Da keine Bremsspuren vorhanden waren, sei insbesondere eine genauere Berechnung ausgeschlossen. Auch die Dashcam-Aufnahme war für eine Geschwindigkeitsberechnung untauglich, wie bereits am ersten Tag der Sachverständigenvernehmung verdeutlicht wurde. Die Kurvengrenzgeschwindigkeit, also die Geschwindigkeit, mit der man die Rechtskurve am Kopf des Unfalls maximal habe passieren können, ohne von der Fahrbahn abzukommen, läge allerdings bei 133 km/h; schneller können die Fahrzeuge also keinesfalls gewesen sein. Alles in allem waren die Sachverständigen für Außenstehende wohl so zu verstehen, dass von einer Geschwindigkeitsspanne von 80 bis 120 km/h auszugehen sein sollte. Da ist einiges an Raum für die Verteidigung, mit dem Grundsatz “in-dubio-pro reo” zu argumentieren und das an Geschwindigkeit orientiere „Raserei-Element“ nach unten zu drücken.

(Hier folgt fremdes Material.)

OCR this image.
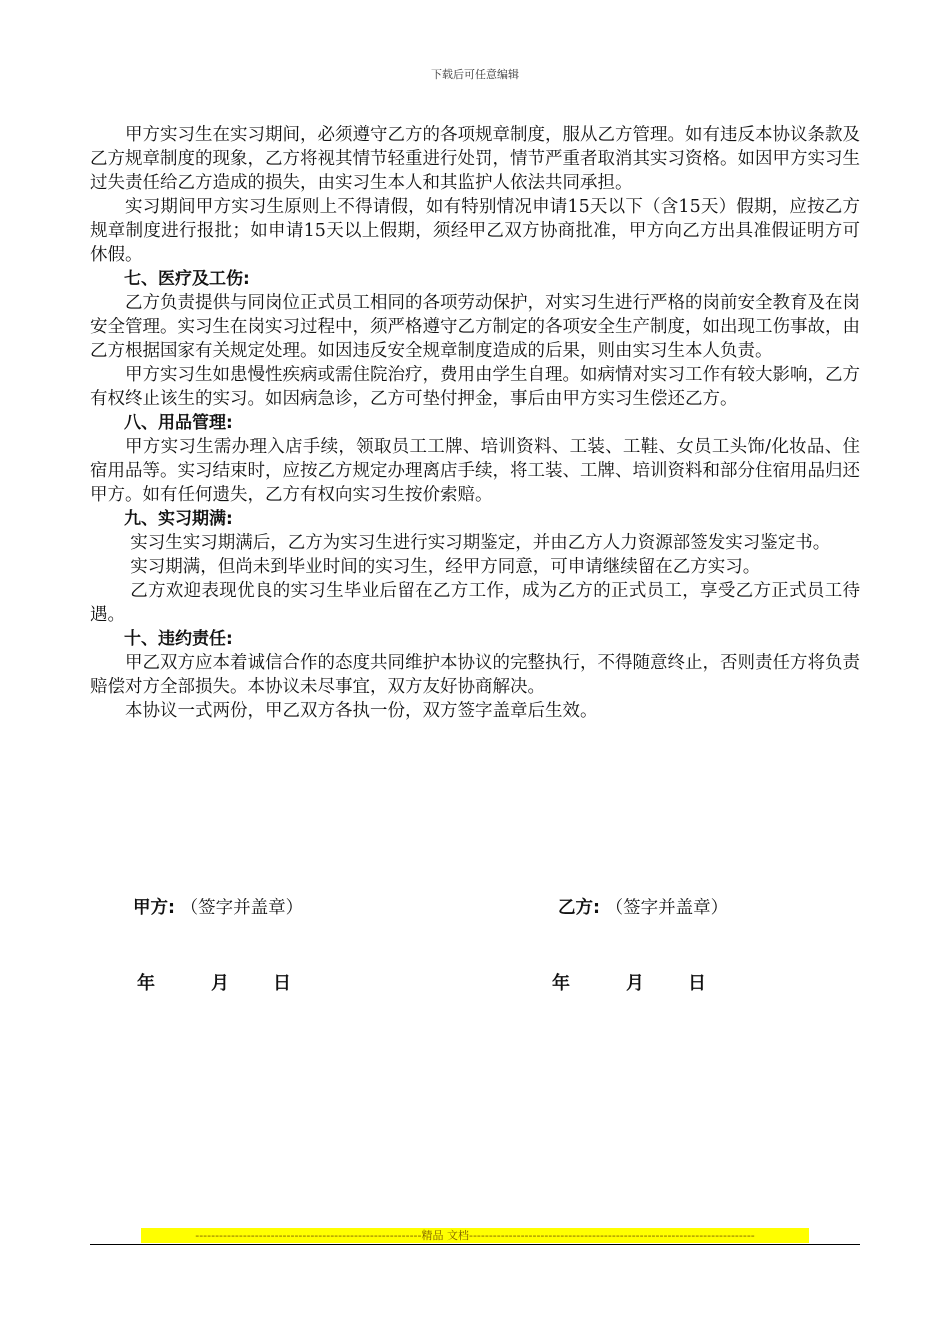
下载后可任意编辑

甲方实习生在实习期间，必须遵守乙方的各项规章制度，服从乙方管理。如有违反本协议条款及乙方规章制度的现象，乙方将视其情节轻重进行处罚，情节严重者取消其实习资格。如因甲方实习生过失责任给乙方造成的损失，由实习生本人和其监护人依法共同承担。

实习期间甲方实习生原则上不得请假，如有特别情况申请15天以下（含15天）假期，应按乙方规章制度进行报批；如申请15天以上假期，须经甲乙双方协商批准，甲方向乙方出具准假证明方可休假。

七、医疗及工伤:

乙方负责提供与同岗位正式员工相同的各项劳动保护，对实习生进行严格的岗前安全教育及在岗安全管理。实习生在岗实习过程中，须严格遵守乙方制定的各项安全生产制度，如出现工伤事故，由乙方根据国家有关规定处理。如因违反安全规章制度造成的后果，则由实习生本人负责。

甲方实习生如患慢性疾病或需住院治疗，费用由学生自理。如病情对实习工作有较大影响，乙方有权终止该生的实习。如因病急诊，乙方可垫付押金，事后由甲方实习生偿还乙方。

八、用品管理:

甲方实习生需办理入店手续，领取员工工牌、培训资料、工装、工鞋、女员工头饰/化妆品、住宿用品等。实习结束时，应按乙方规定办理离店手续，将工装、工牌、培训资料和部分住宿用品归还甲方。如有任何遗失，乙方有权向实习生按价索赔。

九、实习期满:

实习生实习期满后，乙方为实习生进行实习期鉴定，并由乙方人力资源部签发实习鉴定书。

实习期满，但尚未到毕业时间的实习生，经甲方同意，可申请继续留在乙方实习。

乙方欢迎表现优良的实习生毕业后留在乙方工作，成为乙方的正式员工，享受乙方正式员工待遇。

十、违约责任:

甲乙双方应本着诚信合作的态度共同维护本协议的完整执行，不得随意终止，否则责任方将负责赔偿对方全部损失。本协议未尽事宜，双方友好协商解决。

本协议一式两份，甲乙双方各执一份，双方签字盖章后生效。

甲方: （签字并盖章）	乙方: （签字并盖章）
年	月 日	年	月 日
---------------------------------------------------------精品 文档------------------------------------------------------------------------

Im Berliner Raser-Fall wurde die Geschwindigkeit eines der beteiligten Autos anhand der gespeicherten Daten im Airbag-Steuergerät ermittelt. Entgegen der ursprünglichen Annahme einer Kollisionsgeschwindigkeit von 105 km/h ergab die Auswertung des Airbag-Steuergeräts, dass der Mercedes zum Zeitpunkt des Zusammenpralls mit einem Ampelmast mit 149 km/h Tachogeschwindigkeit unterwegs war und sich wiederum auch daraus eine Kollisionsgeschwindigkeit für den mit dem Jeep zusammengeprallten Audi von 160-170 km/h ableiten ließ. Am ersten Tag des Sachverständigenvortrags in Hagen wurde erwähnt, dass das Airbag-Steuergerät des Skoda noch intakt war: Mich hätte interessiert, ob die darin möglicherweise gespeicherten Daten für die Geschwindigkeitsanalyse von Relevanz waren.

Die Hauptverhandlung wird am 03.07.2017 mit den Schlussvorträgen von Staatsanwaltschaft und Verteidigung fortgesetzt. Nach Beratung verkündet dann das Gericht sein Urteil.

(Ich danke meiner Mitarbeiterin, Frau Selina Pohl, für ihren wertvollen Beitrag.)